Statins are effective drugs in reducing cardiovascular morbidity and mortality by inhibiting cholesterol synthesis. These effects are primarily beneficial for the patient’s vascular system. A significant number of statin users suffer from muscle complaints probably due to mitochondrial dysfunction, a mechanism that has recently been elucidated. This has raised our interest in exploring the effects of statins on cardiac muscle cells in an era where the elderly and patients with poorer functioning hearts and less metabolic spare capacity start dominating our patient population. Here, we investigated the effects of statins on human-induced pluripotent stem cell-derived cardiomyocytes (hiPSC-derived CMs). hiPSC-derived CMs were exposed to simvastatin, atorvastatin, rosuvastatin, and cerivastatin at increasing concentrations. Metabolic assays and fluorescent microscopy were employed to evaluate cellular viability, metabolic capacity, respiration, intracellular acidity, and mitochondrial membrane potential and morphology. Over a concentration range of 0.3–100 µM, simvastatin lactone and atorvastatin acid showed a significant reduction in cellular viability by 42–64%. Simvastatin lactone was the most potent inhibitor of basal and maximal respiration by 56% and 73%, respectively, whereas simvastatin acid and cerivastatin acid only reduced maximal respiration by 50% and 42%, respectively. Simvastatin acid and lactone and atorvastatin acid significantly decreased mitochondrial membrane potential by 20%, 6% and 3%, respectively. The more hydrophilic atorvastatin acid did not seem to affect cardiomyocyte metabolism. This calls for further research on the translatability to the clinical setting, in which a more conscientious approach to statin prescribing might be considered, especially regarding the current shift in population toward older patients with poor cardiac function.
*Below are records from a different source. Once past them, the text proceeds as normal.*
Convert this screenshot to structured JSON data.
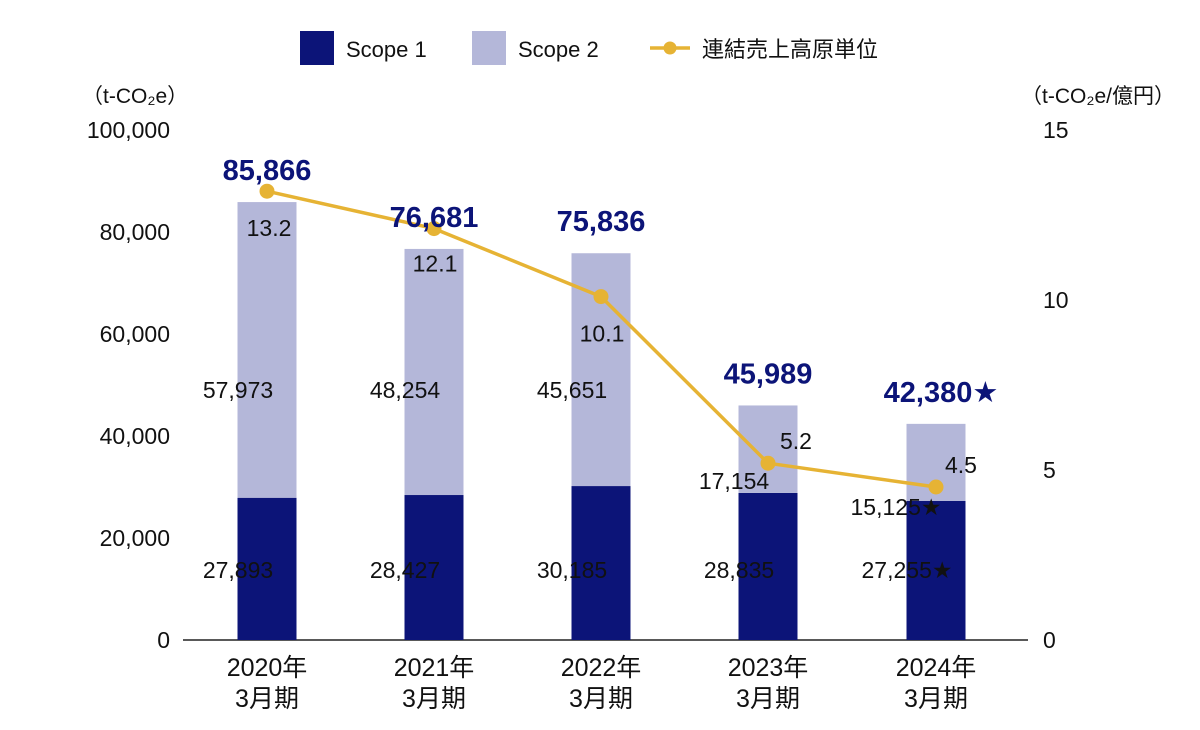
{
  "colors": {
    "scope1": "#0c1478",
    "scope2": "#b4b7d9",
    "line": "#e6b334",
    "total_text": "#0c1478",
    "axis": "#222222"
  },
  "legend": {
    "scope1": "Scope 1",
    "scope2": "Scope 2",
    "line": "連結売上高原単位"
  },
  "chart_data": {
    "type": "bar",
    "stacked": true,
    "categories": [
      [
        "2020年",
        "3月期"
      ],
      [
        "2021年",
        "3月期"
      ],
      [
        "2022年",
        "3月期"
      ],
      [
        "2023年",
        "3月期"
      ],
      [
        "2024年",
        "3月期"
      ]
    ],
    "series": [
      {
        "name": "Scope 1",
        "values": [
          27893,
          28427,
          30185,
          28835,
          27255
        ],
        "labels": [
          "27,893",
          "28,427",
          "30,185",
          "28,835",
          "27,255★"
        ]
      },
      {
        "name": "Scope 2",
        "values": [
          57973,
          48254,
          45651,
          17154,
          15125
        ],
        "labels": [
          "57,973",
          "48,254",
          "45,651",
          "17,154",
          "15,125★"
        ]
      }
    ],
    "totals": {
      "values": [
        85866,
        76681,
        75836,
        45989,
        42380
      ],
      "labels": [
        "85,866",
        "76,681",
        "75,836",
        "45,989",
        "42,380★"
      ]
    },
    "line_series": {
      "name": "連結売上高原単位",
      "axis": "right",
      "values": [
        13.2,
        12.1,
        10.1,
        5.2,
        4.5
      ],
      "labels": [
        "13.2",
        "12.1",
        "10.1",
        "5.2",
        "4.5"
      ]
    },
    "left_axis": {
      "unit": "（t-CO₂e）",
      "ylim": [
        0,
        100000
      ],
      "ticks": [
        "0",
        "20,000",
        "40,000",
        "60,000",
        "80,000",
        "100,000"
      ]
    },
    "right_axis": {
      "unit": "（t-CO₂e/億円）",
      "ylim": [
        0,
        15
      ],
      "ticks": [
        "0",
        "5",
        "10",
        "15"
      ]
    },
    "grid": false,
    "legend_position": "top-center"
  }
}
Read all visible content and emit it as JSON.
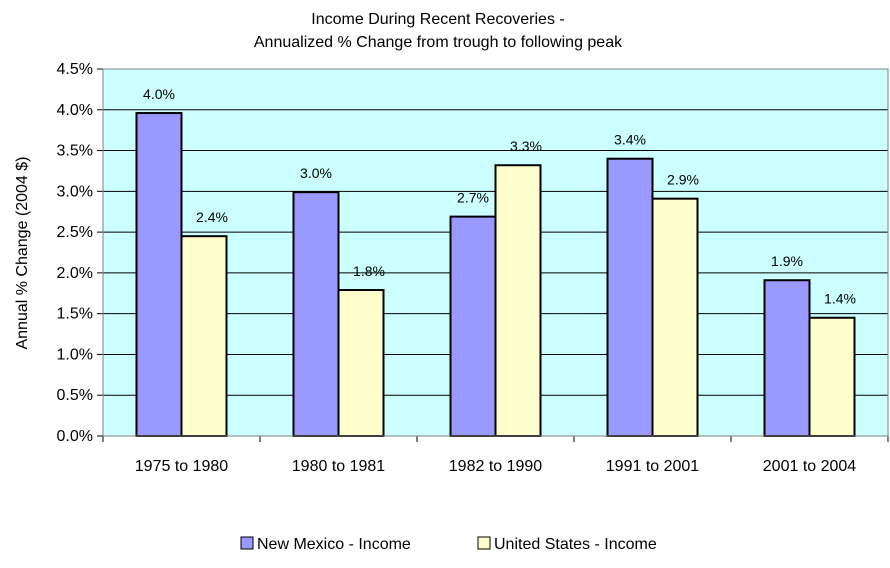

他汀类药物是通过抑制胆固醇合成来降低心血管发病率和死亡率的有效药物。这些作用主要对患者的血管系统有益。大量他汀类药物使用者可能因线粒体功能障碍而遭受肌肉不适，这一机制最近已被阐明。这引起了我们对探索他汀类药物对心肌细胞的影响的兴趣，因为在这个时代，老年人和心脏功能较差且代谢备用能力较低的患者开始主导我们的患者群体。在这里，我们研究了他汀类药物对人诱导多能干细胞衍生的心肌细胞（hiPSC 衍生的 CM）的影响。 hiPSC 衍生的 CM 暴露于浓度逐渐增加的辛伐他汀、阿托伐他汀、瑞舒伐他汀和西立伐他汀。采用代谢测定和荧光显微镜来评估细胞活力、代谢能力、呼吸、细胞内酸度以及线粒体膜电位和形态。在 0.3–100 µM 浓度范围内，辛伐他汀内酯和阿托伐他汀酸显示细胞活力显着降低 42–64%。辛伐他汀内酯是最有效的基础呼吸和最大呼吸抑制剂，分别降低 56% 和 73%，而辛伐他汀酸和西立伐他汀酸仅分别降低最大呼吸 50% 和 42%。辛伐他汀酸、内酯和阿托伐他汀酸分别显着降低线粒体膜电位20%、6%和3%。更亲水的阿托伐他汀酸似乎不影响心肌细胞代谢。这需要进一步研究临床环境的可转化性，其中可能考虑采取更认真的他汀类药物处方方法，特别是考虑到当前人口转向心功能较差的老年患者。